Even better, a soldier wouldn’t need any special tools to install the RAW’s launcher on a standard M-16 rifle. The launcher’s bracket simply locked over the barrel using the existing lug for the bayonet. The shooter could fire a blank cartridge or a standard bullet to activate the rocket motor … and out the explosive ball would go.

Perhaps most importantly, the RAW only weighed six pounds, half of that high explosives — a 50 percent payload-to-weight ratio. Most other anti-tank rockets had far higher ratios, with propellant taking up most of the weight. For the RAW, engineers could conceivably fill that space with shrapnel, incendiary material, tear gas and more.

“RAW is not limited to its present size and rifle launched configuration,” Carpenter, the Army engineer, added. The Army considered giving soldiers a larger 15-pound version and bolting an even bigger launcher onto jeeps.

“With its light weight, accuracy, low signature and versatility, the Rifleman’s Assault Weapon may prove to be one of the weapons of tomorrow’s foot soldier,” Carpenter declared.

But the Army disagreed.

The Army was more interested in the longer-ranged Viper, and foresaw a future war taking place on an open battlefield. A new high-explosive, armor penetrating 40-millimeter grenade, which a grenadier could lob from the rifle-slung M-203 launcher, would fill in for the RAW.
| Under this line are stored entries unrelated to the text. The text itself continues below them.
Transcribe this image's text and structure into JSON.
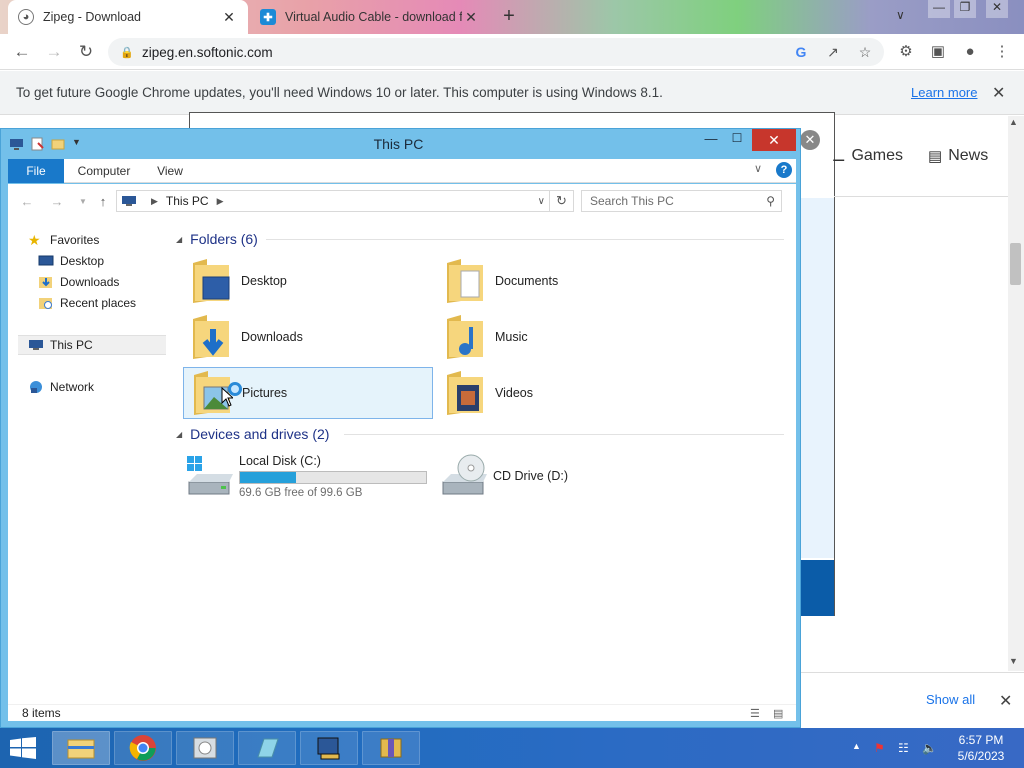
{
  "browser": {
    "tabs": [
      {
        "title": "Zipeg - Download",
        "favicon": "softonic-icon",
        "active": true
      },
      {
        "title": "Virtual Audio Cable - download f",
        "favicon": "vac-icon",
        "active": false
      }
    ],
    "new_tab": "+",
    "url": "zipeg.en.softonic.com",
    "infobar": {
      "message": "To get future Google Chrome updates, you'll need Windows 10 or later. This computer is using Windows 8.1.",
      "learn_more": "Learn more"
    }
  },
  "page": {
    "nav_games": "Games",
    "nav_news": "News",
    "show_all": "Show all"
  },
  "explorer": {
    "title": "This PC",
    "ribbon_tabs": [
      "File",
      "Computer",
      "View"
    ],
    "address": {
      "location": "This PC"
    },
    "search_placeholder": "Search This PC",
    "nav": {
      "favorites": "Favorites",
      "desktop": "Desktop",
      "downloads": "Downloads",
      "recent": "Recent places",
      "this_pc": "This PC",
      "network": "Network"
    },
    "folders_header": "Folders (6)",
    "folders": [
      {
        "name": "Desktop",
        "icon": "desktop-folder-icon"
      },
      {
        "name": "Documents",
        "icon": "documents-folder-icon"
      },
      {
        "name": "Downloads",
        "icon": "downloads-folder-icon"
      },
      {
        "name": "Music",
        "icon": "music-folder-icon"
      },
      {
        "name": "Pictures",
        "icon": "pictures-folder-icon",
        "selected": true
      },
      {
        "name": "Videos",
        "icon": "videos-folder-icon"
      }
    ],
    "devices_header": "Devices and drives (2)",
    "drives": [
      {
        "name": "Local Disk (C:)",
        "free": "69.6 GB free of 99.6 GB",
        "used_fraction": 0.3
      },
      {
        "name": "CD Drive (D:)"
      }
    ],
    "status": "8 items"
  },
  "taskbar": {
    "time": "6:57 PM",
    "date": "5/6/2023"
  }
}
Expected to be a more powerful M-72, the Viper would have twice the range of the RAW and be more effective against tanks. But the new rocket was a disaster.

“The M-72 … has a low probability of hitting of hitting a tank and, when it does, a low probability of disabling it,” the General Accounting Office reported in 1984. “In testing before production, Viper did not demonstrate any significant superiority over the M-72.”

To make matters worse, the new weapon had the same sort of safety problems that plagued the M-72 decades earlier. When the Army decided to buy the Viper – over the objections of Congress and the American public – the service had already sunk more than $1 billion into the project.

n 1983, after outraged lawmakers gutted the project’s funding, the ground combat branch formally canned the program and went looking for alternatives. In the end, the Army picked up a version of the Swedish AT-4, a single-shot, disposable recoilless rifle.

Brunswick kept pushing for the RAW. The U.S. Marine Corps did take a serious look at the weapon, even putting it into limited service, according to a Wikipedia entry citing a 1995-1996 edition of the authoritative Jane’s Infantry Weapons.

By the 1980s, the Marines had moved on to a larger, reusable recoilless rifle called the Shoulder-Launched Multi-Purpose Assault Weapon, or SMAW. Like the RAW, the SMAW could fire various rounds with different warheads to handle a variety of targets — but at greater range. Like the Army, the leathernecks also adopted the AT-4.

Today, both services have AT-4s. The Marines continue to use the SMAW, while the Army has added a special, single-round bunker busting version to its arsenal.

Brunswick’s deadly bowling ball rocket is an odd footnote for a company that sold the rights to the project to defense contractor L-3 more than a decade ago. The company finally shed its sporting goods division in May.